Bienvenue dans le grand cirque congolais, où les politiques jonglent avec des vérités enflammées et où les responsabilités s’évaporent comme de l’encens sur l’autel de l’impunité. Si cette crise était une créature mythologique, ce serait un hydre aux têtes verbales : chacune crache un récit différent, mais toutes sucent le même sang congolais.

Paul Kagame, lui, brandit la Belgique comme un serpent originel, coupable d’avoir pondu l’œuf colonial. Un disque rayé qui grésille les mêmes litanies, pratique pour étouffer les accusations sous le tapis de l’Histoire. Pourquoi se morfondre dans le présent quand on peut exhumer les cadavres du passé ?

Joseph Kabila, le magicien aux doigts agiles, fait disparaître Kagame d’un tour de passe-passe pour désigner Félix Tshisekedi comme l’unique sorcier du chaos. Audacieux, quand on sait que sous son règne, l’Est du pays ressemblait à une marmite prête à exploser — avec en assaisonnement l’ingrédients rwandais.

Moïse Katumbi, dans un élan de solidarité aussi sincère qu’un sourire de campagne, rejoint la chorégraphie.
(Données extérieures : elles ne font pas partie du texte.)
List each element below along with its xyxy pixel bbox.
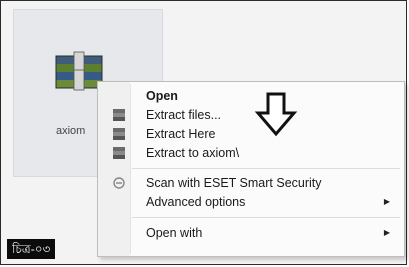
menu-item-open-with[interactable]: Open with ▶ <box>98 223 404 243</box>
menu-item-extract-here[interactable]: Extract Here <box>98 124 404 144</box>
menu-item-scan-eset[interactable]: Scan with ESET Smart Security <box>98 173 404 193</box>
menu-item-label: Extract files... <box>146 108 222 122</box>
menu-item-label: Advanced options <box>146 195 246 209</box>
menu-separator <box>132 217 400 218</box>
submenu-arrow-icon: ▶ <box>383 197 390 206</box>
menu-item-label: Scan with ESET Smart Security <box>146 176 322 190</box>
menu-item-label: Open <box>146 89 178 103</box>
menu-item-label: Extract to axiom\ <box>146 146 240 160</box>
file-name-label: axiom <box>56 125 86 137</box>
archive-icon <box>113 128 125 140</box>
menu-item-label: Extract Here <box>146 127 216 141</box>
menu-item-extract-files[interactable]: Extract files... <box>98 105 404 125</box>
menu-separator <box>132 168 400 169</box>
menu-item-open[interactable]: Open <box>98 86 404 106</box>
archive-icon <box>113 147 125 159</box>
context-menu: Open Extract files... Extract Here Extra… <box>97 81 405 257</box>
menu-item-extract-to[interactable]: Extract to axiom\ <box>98 143 404 163</box>
screenshot-frame: axiom Open Extract files... Extract Here <box>0 0 407 265</box>
down-arrow-icon <box>254 92 298 137</box>
submenu-arrow-icon: ▶ <box>383 228 390 237</box>
figure-caption: চিত্র-০৩ <box>7 239 56 259</box>
eset-icon <box>113 177 125 189</box>
menu-item-label: Open with <box>146 226 203 240</box>
menu-item-advanced-options[interactable]: Advanced options ▶ <box>98 192 404 212</box>
archive-icon <box>113 109 125 121</box>
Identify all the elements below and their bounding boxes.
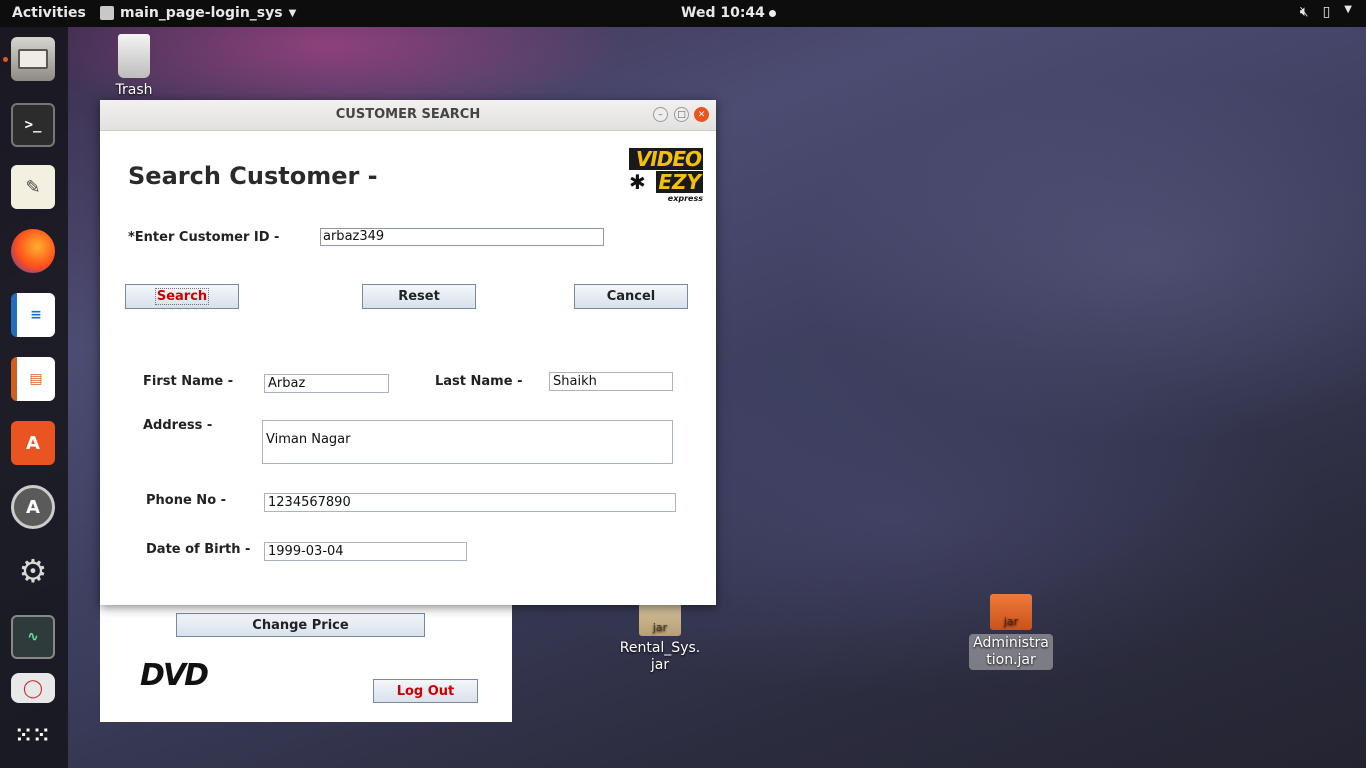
running-indicator xyxy=(3,57,8,62)
change-price-button[interactable]: Change Price xyxy=(176,613,425,637)
impress-icon[interactable]: ▤ xyxy=(11,357,55,401)
firefox-icon[interactable] xyxy=(11,229,55,273)
jar-file-icon: jar xyxy=(990,594,1032,630)
jar-tag: jar xyxy=(1003,615,1019,628)
admin-jar-desktop-icon[interactable]: jar Administra tion.jar xyxy=(969,594,1053,670)
dob-field[interactable]: 1999-03-04 xyxy=(264,542,467,561)
address-field[interactable]: Viman Nagar xyxy=(262,420,673,464)
files-icon[interactable] xyxy=(11,37,55,81)
last-name-field[interactable]: Shaikh xyxy=(549,372,673,391)
logo-line1: VIDEO xyxy=(629,148,703,170)
address-label: Address - xyxy=(143,418,213,433)
first-name-label: First Name - xyxy=(143,374,234,389)
window-title: CUSTOMER SEARCH xyxy=(335,107,481,122)
volume-muted-icon: 🔇︎ xyxy=(1299,4,1309,20)
admin-jar-label: Administra tion.jar xyxy=(969,634,1053,670)
search-button[interactable]: Search xyxy=(125,284,239,309)
trash-icon xyxy=(118,34,150,78)
battery-icon: ▯ xyxy=(1322,4,1331,20)
title-bar[interactable]: CUSTOMER SEARCH – □ ✕ xyxy=(100,100,716,131)
settings-icon[interactable]: ⚙ xyxy=(11,549,55,593)
chevron-down-icon: ▼ xyxy=(1344,4,1352,15)
disk-icon[interactable]: ◯ xyxy=(11,673,55,703)
page-title: Search Customer - xyxy=(128,162,378,190)
notification-dot-icon xyxy=(768,9,776,17)
phone-field[interactable]: 1234567890 xyxy=(264,493,676,512)
trash-label: Trash xyxy=(115,82,153,98)
customer-search-window: CUSTOMER SEARCH – □ ✕ Search Customer - … xyxy=(100,100,716,605)
asterisk-icon: ✱ xyxy=(629,170,646,194)
last-name-label: Last Name - xyxy=(435,374,523,389)
terminal-icon[interactable]: >_ xyxy=(11,103,55,147)
first-name-field[interactable]: Arbaz xyxy=(264,374,389,393)
minimize-icon[interactable]: – xyxy=(653,107,668,122)
writer-icon[interactable]: ≡ xyxy=(11,293,55,337)
clock[interactable]: Wed 10:44 xyxy=(681,5,776,21)
software-center-icon[interactable]: A xyxy=(11,421,55,465)
close-icon[interactable]: ✕ xyxy=(694,107,709,122)
show-apps-icon[interactable]: ⁙⁙ xyxy=(11,713,55,757)
clock-label: Wed 10:44 xyxy=(681,5,765,21)
rental-jar-desktop-icon[interactable]: jar Rental_Sys. jar xyxy=(618,600,702,674)
text-editor-icon[interactable]: ✎ xyxy=(11,165,55,209)
app-menu[interactable]: main_page-login_sys ▼ xyxy=(100,5,296,21)
software-updater-icon[interactable]: A xyxy=(11,485,55,529)
system-tray[interactable]: 🔇︎ ▯ ▼ xyxy=(1300,4,1352,20)
trash-desktop-icon[interactable]: Trash xyxy=(108,34,160,98)
jar-file-icon: jar xyxy=(639,600,681,636)
top-bar: Activities main_page-login_sys ▼ Wed 10:… xyxy=(0,0,1366,27)
jar-tag: jar xyxy=(652,621,668,634)
customer-id-label: *Enter Customer ID - xyxy=(128,230,280,245)
main-window: Change Price DVD Log Out xyxy=(100,600,512,722)
dvd-logo: DVD xyxy=(140,658,209,693)
logo-line2: EZY xyxy=(656,170,703,194)
app-menu-label: main_page-login_sys xyxy=(120,5,283,21)
activities-button[interactable]: Activities xyxy=(12,5,86,21)
logo-line3: express xyxy=(667,194,703,203)
chevron-down-icon: ▼ xyxy=(288,7,297,19)
dob-label: Date of Birth - xyxy=(146,542,251,557)
cancel-button[interactable]: Cancel xyxy=(574,284,688,309)
customer-id-input[interactable]: arbaz349 xyxy=(320,228,604,246)
reset-button[interactable]: Reset xyxy=(362,284,476,309)
videoezy-logo: VIDEO ✱ EZY express xyxy=(629,148,703,203)
rental-jar-label: Rental_Sys. jar xyxy=(619,640,701,673)
search-button-label: Search xyxy=(154,288,210,305)
logout-button[interactable]: Log Out xyxy=(373,679,478,703)
system-monitor-icon[interactable]: ∿ xyxy=(11,615,55,659)
phone-label: Phone No - xyxy=(146,493,227,508)
dock: >_ ✎ ≡ ▤ A A ⚙ ∿ ◯ ⁙⁙ xyxy=(0,27,68,768)
maximize-icon[interactable]: □ xyxy=(674,107,689,122)
java-app-icon xyxy=(100,6,114,20)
Tshisekedi, le bouc émissaire idéal, malgré les rapports de l’ONU pointant Kagame comme chef d’orchestre. Une logique qui défie Newton, mais pas le ressentiment : Katumbi Crésus, toujours échaudé par sa déroute électorale de 2023, voit en Tshisekedi un Frankenstein ingrat — sa créature devenue monstre.

Corneille Nangaa, lui, pleure ses mines confisquées. Pour ce roi déchu du cuivre, la crise n’est qu’un prétexte à règlement de comptes personnel. L’hydre, dans son miroir, se réduit à un nain grognon, piétinant son jardin secret.

Le M23 et Bisimwa, eux, agitent l’étendard tutsi, prétexte en velours pour masquer pillages et violences. Une rhétorique calibrée pour l’export, jouant sur la corde sensible des « minorités opprimées » — fonds de commerce lucratif, surtout quand les caméras internationales s’émeuvent.

Quant à l’abbé Nshole et ses frères protestants, ils survolent le drame en jet diplomatique, serrant des mains de Nairobi à Paris. Leur foi ? Que les turbulences à 10 000 mètres feront tomber l’hydre d’épuisement. Peut-être espèrent-ils un miracle biblique : que Kagame se transforme en sel au contact de leurs prières…

Mais pour Kinshasa et la communauté internationale, le coupable est aussi évident qu’un éléphant dans un confessionnal : Paul Kagame, Minotaure moderne, dont le labyrinthe s’étend jusqu’aux minerais congolais. Son appétit ? Insatiable. Ses cornes ? Plantées dans les entrailles de l’Est.

Alors, comment terrasser la bête ? Deux voies : lui offrir le Congo sur un plateau doré, ou lui trancher les têtes avec l’épée de la diplomatie, aiguisée de menaces crédibles. La première option nourrirait l’hydre jusqu’à l’indigestion ; la seconde exige un courage absent depuis des décennies et une réorganisation militaire qui fait défaut.

En attendant, le peuple congolais, captif de ce théâtre d’ombres, rêve d’un troisième acte : que les acteurs, un jour, échangent leurs masques contre des remords.